Then I don't get the inflation of my memory. Which makes some sense and is the most logical thing to do when getting the data in my situation.

The information about looking at what variables exist etc. has generally helpful though thanks.

+4  A: 

Maybe Devel::DumpSizes and/or Devel::Size can help out? I think the former would be more useful in your case.

Devel::DumpSizes - Dump the name and size in bytes (in increasing order) of variables that are available at a give point in a script.

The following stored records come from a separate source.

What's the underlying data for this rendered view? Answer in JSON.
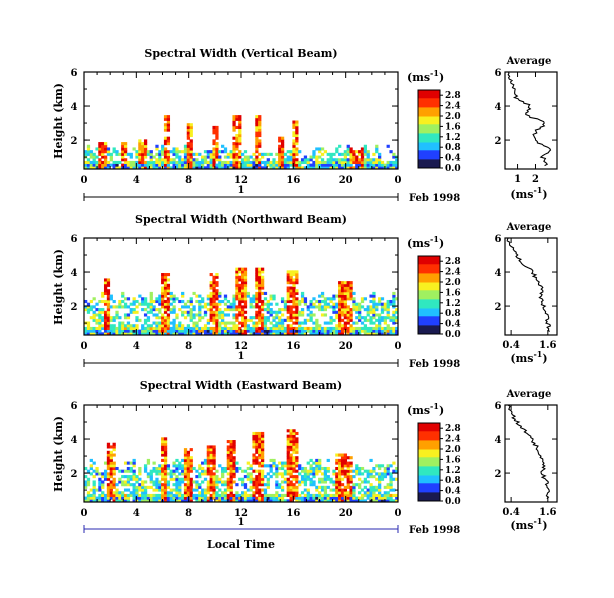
{
  "figure": {
    "xlabel": "Local Time",
    "date_label": "Feb 1998"
  },
  "panels": [
    {
      "title": "Spectral Width (Vertical Beam)",
      "ylabel": "Height (km)",
      "units": "(ms",
      "units_exp": "-1",
      "day_label": "1",
      "avg_title": "Average",
      "avg_units": "(ms",
      "avg_units_exp": "-1"
    },
    {
      "title": "Spectral Width (Northward Beam)",
      "ylabel": "Height (km)",
      "units": "(ms",
      "units_exp": "-1",
      "day_label": "1",
      "avg_title": "Average",
      "avg_units": "(ms",
      "avg_units_exp": "-1"
    },
    {
      "title": "Spectral Width (Eastward Beam)",
      "ylabel": "Height (km)",
      "units": "(ms",
      "units_exp": "-1",
      "day_label": "1",
      "avg_title": "Average",
      "avg_units": "(ms",
      "avg_units_exp": "-1"
    }
  ],
  "chart_data": [
    {
      "type": "heatmap",
      "title": "Spectral Width (Vertical Beam)",
      "ylabel": "Height (km)",
      "xlabel": "",
      "x_ticks": [
        "0",
        "4",
        "8",
        "12",
        "16",
        "20",
        "0"
      ],
      "xlim": [
        0,
        24
      ],
      "y_ticks": [
        "2",
        "4",
        "6"
      ],
      "ylim": [
        0.3,
        6.0
      ],
      "color_scale": {
        "label": "(ms-1)",
        "ticks": [
          "0.0",
          "0.4",
          "0.8",
          "1.2",
          "1.6",
          "2.0",
          "2.4",
          "2.8"
        ],
        "range": [
          0.0,
          3.0
        ],
        "colors": [
          "#1a1a50",
          "#2040ff",
          "#20c0ff",
          "#30e8c0",
          "#a0f060",
          "#f8f020",
          "#ffa000",
          "#ff3000",
          "#e00000"
        ]
      },
      "coverage": {
        "base_top_km": 1.5,
        "plumes": [
          {
            "start_h": 1.2,
            "end_h": 1.8,
            "top_km": 1.9
          },
          {
            "start_h": 2.8,
            "end_h": 3.3,
            "top_km": 1.9
          },
          {
            "start_h": 4.2,
            "end_h": 4.7,
            "top_km": 2.0
          },
          {
            "start_h": 6.2,
            "end_h": 6.6,
            "top_km": 3.4
          },
          {
            "start_h": 7.8,
            "end_h": 8.2,
            "top_km": 3.0
          },
          {
            "start_h": 9.8,
            "end_h": 10.2,
            "top_km": 2.9
          },
          {
            "start_h": 11.4,
            "end_h": 12.1,
            "top_km": 3.4
          },
          {
            "start_h": 13.0,
            "end_h": 13.6,
            "top_km": 3.5
          },
          {
            "start_h": 14.9,
            "end_h": 15.2,
            "top_km": 2.2
          },
          {
            "start_h": 15.9,
            "end_h": 16.4,
            "top_km": 3.3
          },
          {
            "start_h": 20.2,
            "end_h": 21.3,
            "top_km": 1.6
          }
        ]
      },
      "average": {
        "title": "Average",
        "xlabel": "(ms-1)",
        "x_ticks": [
          "1",
          "2"
        ],
        "xlim": [
          0.3,
          3.2
        ],
        "y_ticks": [
          "2",
          "4",
          "6"
        ],
        "ylim": [
          0.3,
          6.0
        ],
        "height_km": [
          0.5,
          1.0,
          1.5,
          2.0,
          2.5,
          3.0,
          3.5,
          4.0,
          4.5,
          5.0,
          5.5,
          6.0
        ],
        "width": [
          2.6,
          2.4,
          2.8,
          1.9,
          2.0,
          2.6,
          1.4,
          1.7,
          0.9,
          0.8,
          0.6,
          0.5
        ]
      }
    },
    {
      "type": "heatmap",
      "title": "Spectral Width (Northward Beam)",
      "ylabel": "Height (km)",
      "xlabel": "",
      "x_ticks": [
        "0",
        "4",
        "8",
        "12",
        "16",
        "20",
        "0"
      ],
      "xlim": [
        0,
        24
      ],
      "y_ticks": [
        "2",
        "4",
        "6"
      ],
      "ylim": [
        0.3,
        6.0
      ],
      "color_scale": {
        "label": "(ms-1)",
        "ticks": [
          "0.0",
          "0.4",
          "0.8",
          "1.2",
          "1.6",
          "2.0",
          "2.4",
          "2.8"
        ],
        "range": [
          0.0,
          3.0
        ],
        "colors": [
          "#1a1a50",
          "#2040ff",
          "#20c0ff",
          "#30e8c0",
          "#a0f060",
          "#f8f020",
          "#ffa000",
          "#ff3000",
          "#e00000"
        ]
      },
      "coverage": {
        "base_top_km": 2.6,
        "plumes": [
          {
            "start_h": 1.5,
            "end_h": 2.0,
            "top_km": 3.6
          },
          {
            "start_h": 5.8,
            "end_h": 6.5,
            "top_km": 4.0
          },
          {
            "start_h": 9.5,
            "end_h": 10.2,
            "top_km": 4.0
          },
          {
            "start_h": 11.6,
            "end_h": 12.4,
            "top_km": 4.2
          },
          {
            "start_h": 13.0,
            "end_h": 13.8,
            "top_km": 4.2
          },
          {
            "start_h": 15.6,
            "end_h": 16.4,
            "top_km": 4.1
          },
          {
            "start_h": 19.4,
            "end_h": 20.6,
            "top_km": 3.4
          }
        ]
      },
      "average": {
        "title": "Average",
        "xlabel": "(ms-1)",
        "x_ticks": [
          "0.4",
          "1.6"
        ],
        "xlim": [
          0.2,
          1.9
        ],
        "y_ticks": [
          "2",
          "4",
          "6"
        ],
        "ylim": [
          0.3,
          6.0
        ],
        "height_km": [
          0.5,
          1.0,
          1.5,
          2.0,
          2.5,
          3.0,
          3.5,
          4.0,
          4.5,
          5.0,
          5.5,
          6.0
        ],
        "width": [
          1.65,
          1.6,
          1.55,
          1.45,
          1.35,
          1.4,
          1.25,
          1.1,
          0.8,
          0.55,
          0.4,
          0.3
        ]
      }
    },
    {
      "type": "heatmap",
      "title": "Spectral Width (Eastward Beam)",
      "ylabel": "Height (km)",
      "xlabel": "Local Time",
      "x_ticks": [
        "0",
        "4",
        "8",
        "12",
        "16",
        "20",
        "0"
      ],
      "xlim": [
        0,
        24
      ],
      "y_ticks": [
        "2",
        "4",
        "6"
      ],
      "ylim": [
        0.3,
        6.0
      ],
      "color_scale": {
        "label": "(ms-1)",
        "ticks": [
          "0.0",
          "0.4",
          "0.8",
          "1.2",
          "1.6",
          "2.0",
          "2.4",
          "2.8"
        ],
        "range": [
          0.0,
          3.0
        ],
        "colors": [
          "#1a1a50",
          "#2040ff",
          "#20c0ff",
          "#30e8c0",
          "#a0f060",
          "#f8f020",
          "#ffa000",
          "#ff3000",
          "#e00000"
        ]
      },
      "coverage": {
        "base_top_km": 2.6,
        "plumes": [
          {
            "start_h": 1.8,
            "end_h": 2.3,
            "top_km": 3.8
          },
          {
            "start_h": 5.8,
            "end_h": 6.4,
            "top_km": 4.1
          },
          {
            "start_h": 7.6,
            "end_h": 8.2,
            "top_km": 3.5
          },
          {
            "start_h": 9.4,
            "end_h": 10.0,
            "top_km": 3.6
          },
          {
            "start_h": 11.0,
            "end_h": 11.6,
            "top_km": 4.0
          },
          {
            "start_h": 12.8,
            "end_h": 13.8,
            "top_km": 4.4
          },
          {
            "start_h": 15.6,
            "end_h": 16.3,
            "top_km": 4.6
          },
          {
            "start_h": 19.2,
            "end_h": 20.5,
            "top_km": 3.2
          }
        ]
      },
      "average": {
        "title": "Average",
        "xlabel": "(ms-1)",
        "x_ticks": [
          "0.4",
          "1.6"
        ],
        "xlim": [
          0.2,
          1.9
        ],
        "y_ticks": [
          "2",
          "4",
          "6"
        ],
        "ylim": [
          0.3,
          6.0
        ],
        "height_km": [
          0.5,
          1.0,
          1.5,
          2.0,
          2.5,
          3.0,
          3.5,
          4.0,
          4.5,
          5.0,
          5.5,
          6.0
        ],
        "width": [
          1.6,
          1.6,
          1.55,
          1.4,
          1.5,
          1.35,
          1.25,
          1.05,
          0.85,
          0.6,
          0.4,
          0.3
        ]
      }
    }
  ]
}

Devel::Size - Perl extension for finding the memory usage of Perl variables

Htbaa
+4  A: 

Here are some generic resources on memory issues in Perl:

As far as your own suggestion, the simplest way to disprove would be to write a simple Perl program that:

  1. Creates a big (100M) file of plain text, probably by just outputting the same string in a loop into a file, or for binary files running dd command via system() call

  2. Read the file in using standard Perl open()/@a=<>;

  3. Measure memory consumption.

Then repeat #2-#3 for your 800M file.

That will tell you if the issue is File::Slurp, some weird logic in your program, or some specific content in the file (e.g. non-ascii, although I'd be surprized if that ends up to be the reason)

DVK
I do appear to have eliminated dodgy character encoding. A closer look reveals the process starts out with roughly the same memory footprint as the file then after doing some stuff checking things in the header it doubles up. I just can't see what's causing that.
Colin Newell